Le Courrier français
- Categories: News and commentary
- Founded: 1819
- Final issue: 1851
- Country: France
- Language: French

= Le Courrier français (1820–1851) =

Le Courrier français (/fr/) was a Liberal French journal that appeared from 1820 to 1851.

Following the Bourbon Restoration in 1814, when censorship was lifted the Doctrinaires were the only group without a political organ, since the Archives philosophiques had ceased publication. A group of writers and editors was formed to address the need including Pierre Paul Royer-Collard, de Barante, Jacques Claude Beugnot, François Guizot, Charles de Rémusat, Kératry and Narcisse-Achille de Salvandy. They founded Le Courrier on 21 June 1819 from the remains of the Annales politiques, which it immediately replaced.

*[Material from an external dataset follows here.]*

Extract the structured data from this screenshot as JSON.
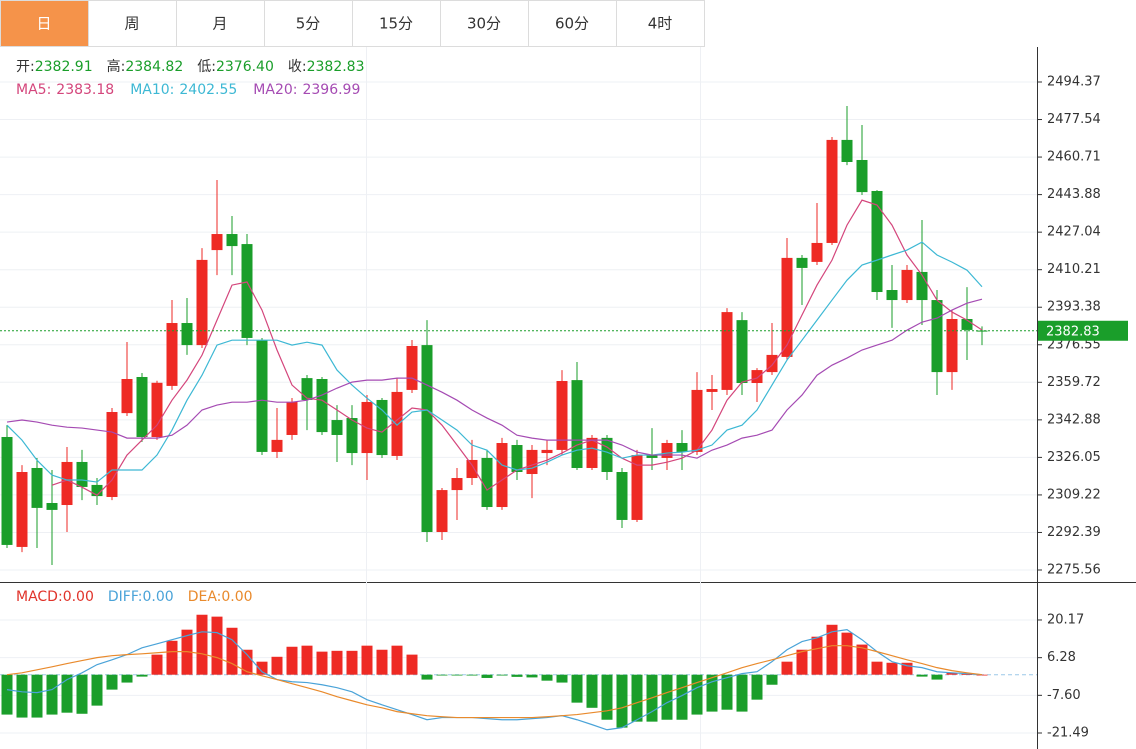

The paper explained its mission in its first issue as being to combat the prejudices of the royalists and of the revolutionaries, to expose intrigues of both these parties, to carry the light of parties that supported the constitution, and to report the activities of politicians.
The goal was not practical due to the divisions among the doctrinaires, and the original society was dissolved in the first months of 1820.

The paper changed its name to Le Courrier français with the issue of 1 February 1820. It merged with the Renommée. Subsequent writers or editors included Chatelain, Benjamin Constant, Étienne de Jouy, Jean-Pierre Pagès, Casimir Pierre Périer, Louis Marie de Lahaye de Cormenin, Dominique Dufour de Pradt, François-Adolphe Chambolle, Léon Faucher, Fréderic Bastiat Xavier Durrieu and the exiled Swedish regicide Adolph de Leuven (Ribbing). The Italian journalist Ferdinando Petruccelli della Gattina was another renowned collaborator.
Le Courrier français became a leading journal, with a reputation for integrity and conviction. It exercised great influence until the end of the restoration and for a few years after 1830. It then went into decline. The last issue appeared on 14 March 1851.